Séance du 21 octobre 2024

Séance organisée par Guillermo Durand et Thanh Mai Pham Ngoc

Lieu : IHP,  amphi Yvonne Choquet-Bruhat (second étage du bâtiment Perrin)


14.00 : Zacharie Naulet (INRAE)

Titre :  On the impossibility of detecting a late change-point in the preferential attachment random graph model

Résumé : We consider the problem of late change-point detection under the preferential attachment random graph model with time dependent attachment function. This can be formulated  as a hypothesis testing problem where the null hypothesis corresponds to a preferential attachment model with a constant affine attachment parameter $\delta_0$ and the alternative corresponds to a preferential attachment model where the affine attachment parameter changes from $\delta_0$ to $\delta_1$ at a time $\tau_n = n - \Delta_n$ where $0\leq \Delta_n \leq n$ and $n$ is the size of the graph. It was conjectured in Bet et al. that when observing only the unlabeled graph, detection of the change is not possible for $\Delta_n = o(n^{1/2})$. In this work, we make a step towards proving the conjecture by proving the impossibility of detecting the change when $\Delta_n = o(n^{1/3})$. We also study change-point detection in the case where the labelled graph is observed and show that change-point detection is possible if and only if $\Delta_n \to \infty$, thereby exhibiting a strong difference between the two settings.

 

Joint work with Ibrahim Kaddouri and Elisabeth Gassiat.


15.00 : Sarah Kaakaï (Université Sorbonne Paris Nord )

Titre :  A deep learning scheme for adaptative decision-making using ergodic BSDEs

Résumé :  In this talk, I will present a new numerical method for a class of forward utilities in a stochastic factor model. I will first Strat by giving a brief overview  of forward utilities, which are particularly interesting tools for formulating time-consistent strategies adjusted to the information flow in non-stationary and uncertain environment. In this work, we take advantage of recent results on the representation of forward utilities using  ergodic Backward Stochastic Differential Equations (eBSDEs). By establishing a connection between the solution of the ergodic BSDE and that of an associated BSDE with random terminal time, we develop two new deep learning numerical schemes for both eBSDEs and forward utilities.  Finally, I will present some numerical examples, and more recent developments that extend this  framework  to decision-making in a switching environment. 



16.00 : Yating Liu (Université Paris Dauphine - PSL)

Titre :  A statistical approach for simulating the density solution of a McKean-Vlasov equation

Résumé :  We prove convergence results of the simulation of the density solution to the McKean-Vlasov equation, when the measure variable is in the drift.
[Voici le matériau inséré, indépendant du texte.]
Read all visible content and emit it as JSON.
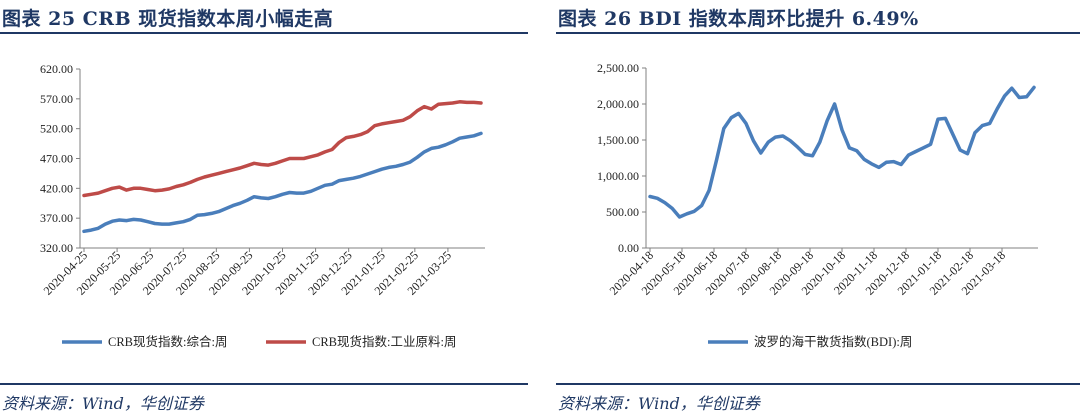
{
  "figures": [
    {
      "title": "图表 25   CRB 现货指数本周小幅走高",
      "source": "资料来源：Wind，华创证券"
    },
    {
      "title": "图表 26   BDI 指数本周环比提升 6.49%",
      "source": "资料来源：Wind，华创证券"
    }
  ],
  "colors": {
    "brand": "#1f3864",
    "blue_series": "#4a7ebb",
    "red_series": "#be4b48"
  },
  "chart_data": [
    {
      "type": "line",
      "title": "CRB 现货指数本周小幅走高",
      "xlabel": "",
      "ylabel": "",
      "ylim": [
        320,
        620
      ],
      "yticks": [
        "320.00",
        "370.00",
        "420.00",
        "470.00",
        "520.00",
        "570.00",
        "620.00"
      ],
      "x_tick_labels": [
        "2020-04-25",
        "2020-05-25",
        "2020-06-25",
        "2020-07-25",
        "2020-08-25",
        "2020-09-25",
        "2020-10-25",
        "2020-11-25",
        "2020-12-25",
        "2021-01-25",
        "2021-02-25",
        "2021-03-25"
      ],
      "legend_position": "bottom",
      "series": [
        {
          "name": "CRB现货指数:综合:周",
          "color": "#4a7ebb",
          "values": [
            348,
            350,
            353,
            360,
            365,
            367,
            366,
            368,
            367,
            364,
            361,
            360,
            360,
            362,
            364,
            368,
            375,
            376,
            378,
            381,
            386,
            391,
            395,
            400,
            406,
            404,
            403,
            406,
            410,
            413,
            412,
            412,
            415,
            420,
            425,
            427,
            433,
            435,
            437,
            440,
            444,
            448,
            452,
            455,
            457,
            460,
            464,
            472,
            481,
            487,
            489,
            493,
            498,
            504,
            506,
            508,
            512
          ]
        },
        {
          "name": "CRB现货指数:工业原料:周",
          "color": "#be4b48",
          "values": [
            408,
            410,
            412,
            416,
            420,
            422,
            417,
            420,
            420,
            418,
            416,
            417,
            419,
            423,
            426,
            430,
            435,
            439,
            442,
            445,
            448,
            451,
            454,
            458,
            462,
            460,
            459,
            462,
            466,
            470,
            470,
            470,
            473,
            476,
            481,
            485,
            497,
            505,
            507,
            510,
            515,
            525,
            528,
            530,
            532,
            534,
            540,
            550,
            557,
            553,
            561,
            562,
            563,
            565,
            564,
            564,
            563
          ]
        }
      ]
    },
    {
      "type": "line",
      "title": "BDI 指数本周环比提升 6.49%",
      "xlabel": "",
      "ylabel": "",
      "ylim": [
        0,
        2500
      ],
      "yticks": [
        "0.00",
        "500.00",
        "1,000.00",
        "1,500.00",
        "2,000.00",
        "2,500.00"
      ],
      "x_tick_labels": [
        "2020-04-18",
        "2020-05-18",
        "2020-06-18",
        "2020-07-18",
        "2020-08-18",
        "2020-09-18",
        "2020-10-18",
        "2020-11-18",
        "2020-12-18",
        "2021-01-18",
        "2021-02-18",
        "2021-03-18"
      ],
      "legend_position": "bottom",
      "series": [
        {
          "name": "波罗的海干散货指数(BDI):周",
          "color": "#4a7ebb",
          "values": [
            715,
            690,
            630,
            550,
            430,
            475,
            510,
            590,
            800,
            1220,
            1660,
            1810,
            1870,
            1730,
            1490,
            1320,
            1470,
            1540,
            1555,
            1490,
            1400,
            1300,
            1280,
            1470,
            1770,
            2000,
            1640,
            1390,
            1350,
            1230,
            1170,
            1120,
            1190,
            1200,
            1160,
            1290,
            1340,
            1390,
            1440,
            1790,
            1800,
            1580,
            1360,
            1310,
            1600,
            1700,
            1730,
            1930,
            2110,
            2220,
            2090,
            2100,
            2230
          ]
        }
      ]
    }
  ]
}
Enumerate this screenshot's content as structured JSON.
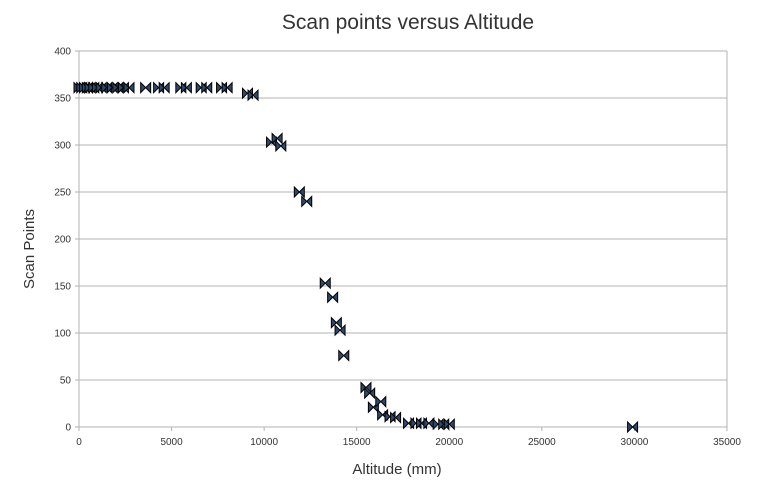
{
  "chart_data": {
    "type": "scatter",
    "title": "Scan points versus Altitude",
    "xlabel": "Altitude (mm)",
    "ylabel": "Scan Points",
    "xlim": [
      0,
      35000
    ],
    "ylim": [
      0,
      400
    ],
    "xticks": [
      0,
      5000,
      10000,
      15000,
      20000,
      25000,
      30000,
      35000
    ],
    "yticks": [
      0,
      50,
      100,
      150,
      200,
      250,
      300,
      350,
      400
    ],
    "grid": "horizontal",
    "legend": "none",
    "marker_color": "#2c4a6e",
    "points": [
      {
        "x": 0,
        "y": 361
      },
      {
        "x": 150,
        "y": 361
      },
      {
        "x": 300,
        "y": 361
      },
      {
        "x": 450,
        "y": 361
      },
      {
        "x": 600,
        "y": 361
      },
      {
        "x": 800,
        "y": 361
      },
      {
        "x": 1000,
        "y": 361
      },
      {
        "x": 1200,
        "y": 361
      },
      {
        "x": 1500,
        "y": 361
      },
      {
        "x": 1800,
        "y": 361
      },
      {
        "x": 2100,
        "y": 361
      },
      {
        "x": 2400,
        "y": 361
      },
      {
        "x": 2700,
        "y": 361
      },
      {
        "x": 3600,
        "y": 361
      },
      {
        "x": 4300,
        "y": 361
      },
      {
        "x": 4600,
        "y": 361
      },
      {
        "x": 5500,
        "y": 361
      },
      {
        "x": 5800,
        "y": 361
      },
      {
        "x": 6600,
        "y": 361
      },
      {
        "x": 6900,
        "y": 361
      },
      {
        "x": 7700,
        "y": 361
      },
      {
        "x": 8000,
        "y": 361
      },
      {
        "x": 9100,
        "y": 355
      },
      {
        "x": 9400,
        "y": 353
      },
      {
        "x": 10400,
        "y": 303
      },
      {
        "x": 10700,
        "y": 307
      },
      {
        "x": 10900,
        "y": 299
      },
      {
        "x": 11900,
        "y": 250
      },
      {
        "x": 12300,
        "y": 240
      },
      {
        "x": 13300,
        "y": 153
      },
      {
        "x": 13700,
        "y": 138
      },
      {
        "x": 13900,
        "y": 111
      },
      {
        "x": 14100,
        "y": 103
      },
      {
        "x": 14300,
        "y": 76
      },
      {
        "x": 15500,
        "y": 42
      },
      {
        "x": 15700,
        "y": 36
      },
      {
        "x": 15900,
        "y": 21
      },
      {
        "x": 16300,
        "y": 27
      },
      {
        "x": 16400,
        "y": 13
      },
      {
        "x": 16800,
        "y": 11
      },
      {
        "x": 17100,
        "y": 10
      },
      {
        "x": 17800,
        "y": 4
      },
      {
        "x": 18200,
        "y": 4
      },
      {
        "x": 18500,
        "y": 4
      },
      {
        "x": 18900,
        "y": 4
      },
      {
        "x": 19400,
        "y": 3
      },
      {
        "x": 19700,
        "y": 3
      },
      {
        "x": 20000,
        "y": 3
      },
      {
        "x": 29900,
        "y": 0
      }
    ]
  }
}
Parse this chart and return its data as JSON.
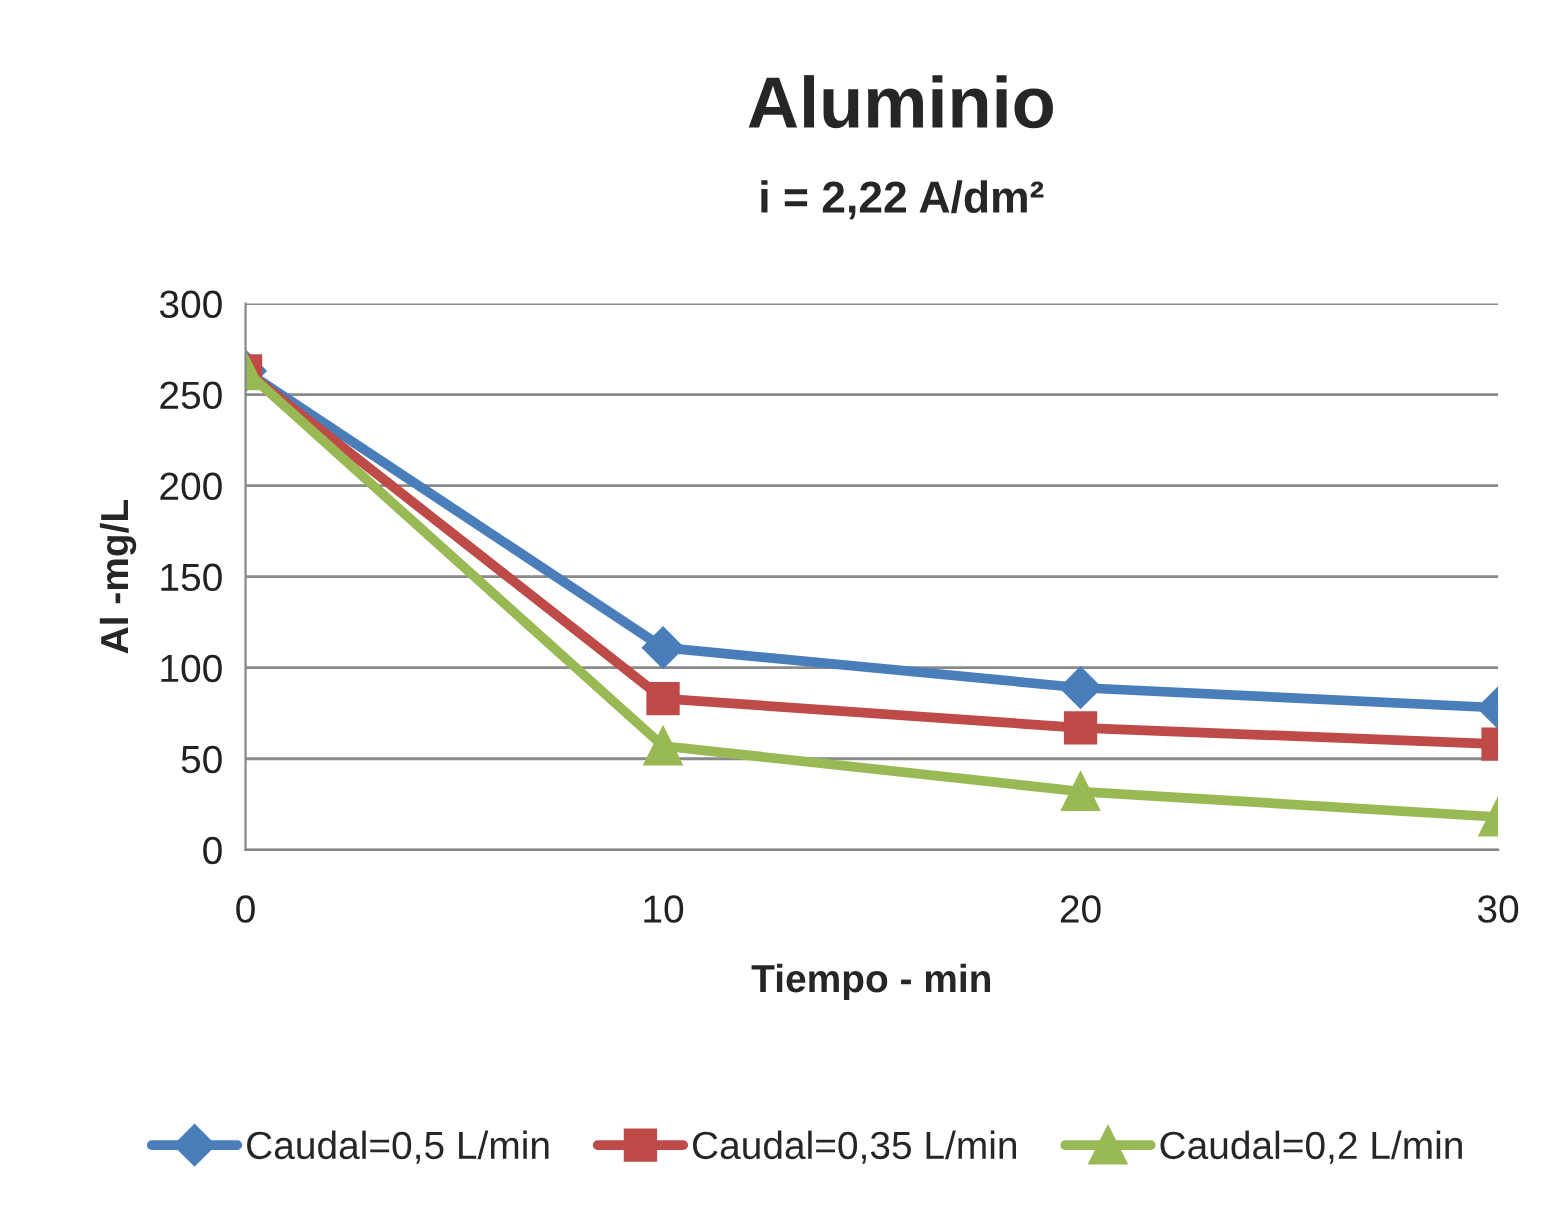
{
  "chart_data": {
    "type": "line",
    "title": "Aluminio",
    "subtitle": "i = 2,22 A/dm²",
    "xlabel": "Tiempo - min",
    "ylabel": "Al -mg/L",
    "x": [
      0,
      10,
      20,
      30
    ],
    "series": [
      {
        "name": "Caudal=0,5 L/min",
        "color": "#4a7ebb",
        "marker": "diamond",
        "values": [
          263,
          111,
          89,
          78
        ]
      },
      {
        "name": "Caudal=0,35 L/min",
        "color": "#be4b48",
        "marker": "square",
        "values": [
          263,
          83,
          67,
          58
        ]
      },
      {
        "name": "Caudal=0,2 L/min",
        "color": "#98b954",
        "marker": "triangle",
        "values": [
          263,
          57,
          32,
          18
        ]
      }
    ],
    "xlim": [
      0,
      30
    ],
    "xticks": [
      0,
      10,
      20,
      30
    ],
    "ylim": [
      0,
      300
    ],
    "yticks": [
      0,
      50,
      100,
      150,
      200,
      250,
      300
    ],
    "grid": "y",
    "legend": "bottom",
    "line_style": "solid"
  }
}
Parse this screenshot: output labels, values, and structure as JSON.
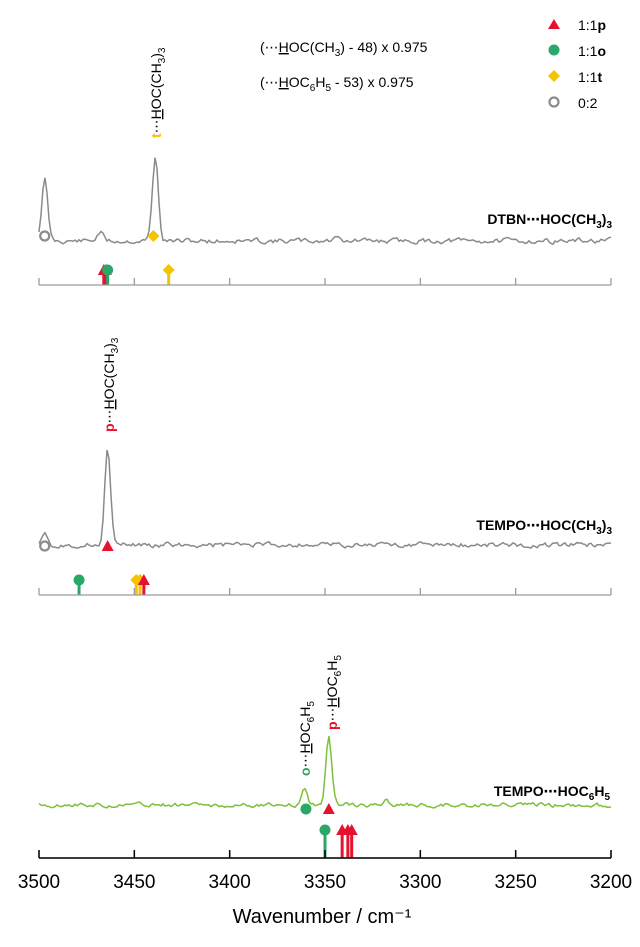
{
  "chart_data": {
    "type": "line",
    "xlabel": "Wavenumber / cm⁻¹",
    "xlim": [
      3500,
      3200
    ],
    "x_ticks": [
      "3500",
      "3450",
      "3400",
      "3350",
      "3300",
      "3250",
      "3200"
    ],
    "colors": {
      "p": "#e8112d",
      "o": "#2aa86a",
      "t": "#f5c400",
      "unassigned": "#8c8c8c",
      "trace_aliphatic": "#8a8a8a",
      "trace_phenol": "#7fbf3a"
    },
    "legend": {
      "placement": "top-right",
      "entries": [
        {
          "label": "1:1p",
          "marker": "triangle",
          "color": "#e8112d"
        },
        {
          "label": "1:1o",
          "marker": "circle",
          "color": "#2aa86a"
        },
        {
          "label": "1:1t",
          "marker": "diamond",
          "color": "#f5c400"
        },
        {
          "label": "0:2",
          "marker": "open-circle",
          "color": "#8c8c8c"
        }
      ]
    },
    "notes": [
      "(⋯HOC(CH3) - 48) x 0.975",
      "(⋯HOC6H5 - 53) x 0.975"
    ],
    "panels": [
      {
        "label": "DTBN⋯HOC(CH3)3",
        "trace_color": "#8a8a8a",
        "peaks": [
          {
            "x": 3497,
            "height": 0.62
          },
          {
            "x": 3468,
            "height": 0.09
          },
          {
            "x": 3439,
            "height": 0.84
          },
          {
            "x": 3343,
            "height": 0.06
          }
        ],
        "peak_annotations": [
          {
            "x": 3440,
            "text": "←⋯HOC(CH3)3",
            "color": "#f5c400"
          }
        ],
        "observed_markers": [
          {
            "x": 3497,
            "type": "open-circle"
          },
          {
            "x": 3440,
            "type": "diamond"
          }
        ],
        "calc_markers": [
          {
            "x": 3466,
            "type": "triangle"
          },
          {
            "x": 3465,
            "type": "triangle"
          },
          {
            "x": 3464,
            "type": "circle"
          },
          {
            "x": 3432,
            "type": "diamond"
          }
        ]
      },
      {
        "label": "TEMPO⋯HOC(CH3)3",
        "trace_color": "#8a8a8a",
        "peaks": [
          {
            "x": 3497,
            "height": 0.14
          },
          {
            "x": 3464,
            "height": 0.92
          }
        ],
        "peak_annotations": [
          {
            "x": 3464,
            "text": "p⋯HOC(CH3)3",
            "color": "#e8112d"
          }
        ],
        "observed_markers": [
          {
            "x": 3497,
            "type": "open-circle"
          },
          {
            "x": 3464,
            "type": "triangle"
          }
        ],
        "calc_markers": [
          {
            "x": 3479,
            "type": "circle"
          },
          {
            "x": 3449,
            "type": "diamond"
          },
          {
            "x": 3447,
            "type": "diamond"
          },
          {
            "x": 3445,
            "type": "triangle"
          }
        ]
      },
      {
        "label": "TEMPO⋯HOC6H5",
        "trace_color": "#7fbf3a",
        "peaks": [
          {
            "x": 3361,
            "height": 0.22
          },
          {
            "x": 3348,
            "height": 0.85
          },
          {
            "x": 3318,
            "height": 0.08
          }
        ],
        "peak_annotations": [
          {
            "x": 3360,
            "text": "o⋯HOC6H5",
            "color": "#2aa86a"
          },
          {
            "x": 3348,
            "text": "p⋯HOC6H5",
            "color": "#e8112d"
          }
        ],
        "observed_markers": [
          {
            "x": 3360,
            "type": "circle"
          },
          {
            "x": 3348,
            "type": "triangle"
          }
        ],
        "calc_markers": [
          {
            "x": 3350,
            "type": "circle"
          },
          {
            "x": 3341,
            "type": "triangle"
          },
          {
            "x": 3338,
            "type": "triangle"
          },
          {
            "x": 3336,
            "type": "triangle"
          }
        ]
      }
    ]
  }
}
Our method builds upon adaptive nonparametric results in statistics that enable us to obtain a data-driven selection of the smoothing parameter in a kernel-type estimator. In particular, we give a generalized Bernstein inequality for Euler schemes with interacting particles and obtain sharp deviation inequalities for the estimated classical solution. We complete our theoretical results with a systematic numerical study and gather empirical evidence of the benefit of using high-order kernels and data-driven smoothing parameters. This is a joint work with M. Hoffmann.